Like I say, I don’t mind that he has children. I got the feeling on the date that he’s not hugely involved parenting-wise, and that he doesn’t intend to rope his future partner into a mothering role. So maybe that’s why he didn’t mention it. It did surprise me though, because I didn’t even have a suspicion that he might have children - he gave the impression of being a very free rootless person.

The ‘not being hugely involved parenting wise’ as a father would be the deal breaker for me.
Why would you want to be with a man that thinks that is a reasonable way to treat his children?
Assume he’s quite happy that the mother of his children bothers to be involved patenting wise else the kids are in the shit aren’t they?

spottybug · 06/05/2023 21:52

Right but if their mum dies they'll live with him full time. So there's that.

spottybug · 06/05/2023 21:53

he’s not hugely involved parenting-wise and as PP said.. why not? Why isn't he involved parenting-wise? I am a stepmum and there's no way I'd be involved with someone who wasn't parenting their kids.

AllOrNothingSituation · 06/05/2023 21:54

Mari9999 · 06/05/2023 21:47

OP, why don't you simply say on your profile " Not interesting in dating anyone with children " ?

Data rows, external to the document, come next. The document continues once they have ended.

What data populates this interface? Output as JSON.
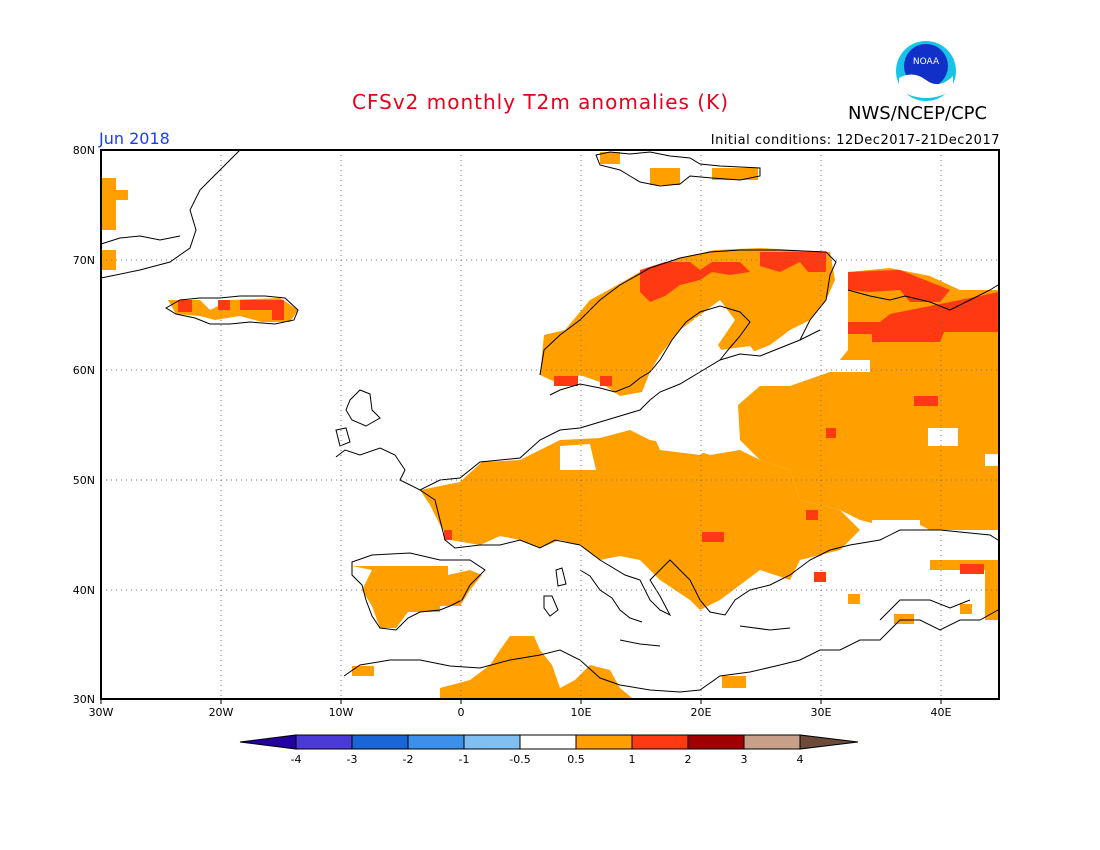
{
  "header": {
    "title": "CFSv2 monthly T2m anomalies (K)",
    "agency": "NWS/NCEP/CPC",
    "month": "Jun 2018",
    "initial_conditions": "Initial conditions: 12Dec2017-21Dec2017",
    "logo_text": "NOAA"
  },
  "map": {
    "lon_range": [
      -30,
      45
    ],
    "lat_range": [
      30,
      80
    ],
    "lon_ticks": [
      "30W",
      "20W",
      "10W",
      "0",
      "10E",
      "20E",
      "30E",
      "40E"
    ],
    "lat_ticks": [
      "30N",
      "40N",
      "50N",
      "60N",
      "70N",
      "80N"
    ],
    "grid": "dotted"
  },
  "colorbar": {
    "labels": [
      "-4",
      "-3",
      "-2",
      "-1",
      "-0.5",
      "0.5",
      "1",
      "2",
      "3",
      "4"
    ],
    "colors": [
      "#2400a0",
      "#4a3ad6",
      "#1a66d6",
      "#3a90ea",
      "#80bff2",
      "#ffffff",
      "#ff9f00",
      "#ff3a12",
      "#a10000",
      "#c8a08a",
      "#6e4a3a"
    ]
  }
}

No that doesn’t work men will ignore it (speaking from experience)

Confuzzled2 · 06/05/2023 21:58

@Chillybill It’s only been one date, so I don’t really know the details, but when I asked what his childcare schedule was (which days he has his son), he said there was no schedule.

OP posts:
QueefQueen80s · 06/05/2023 22:00

Confuzzled2 · 06/05/2023 21:49

@QueefQueen80s I’m 25, he’s 37

He's not involved much parenting wise and big age gap? Run!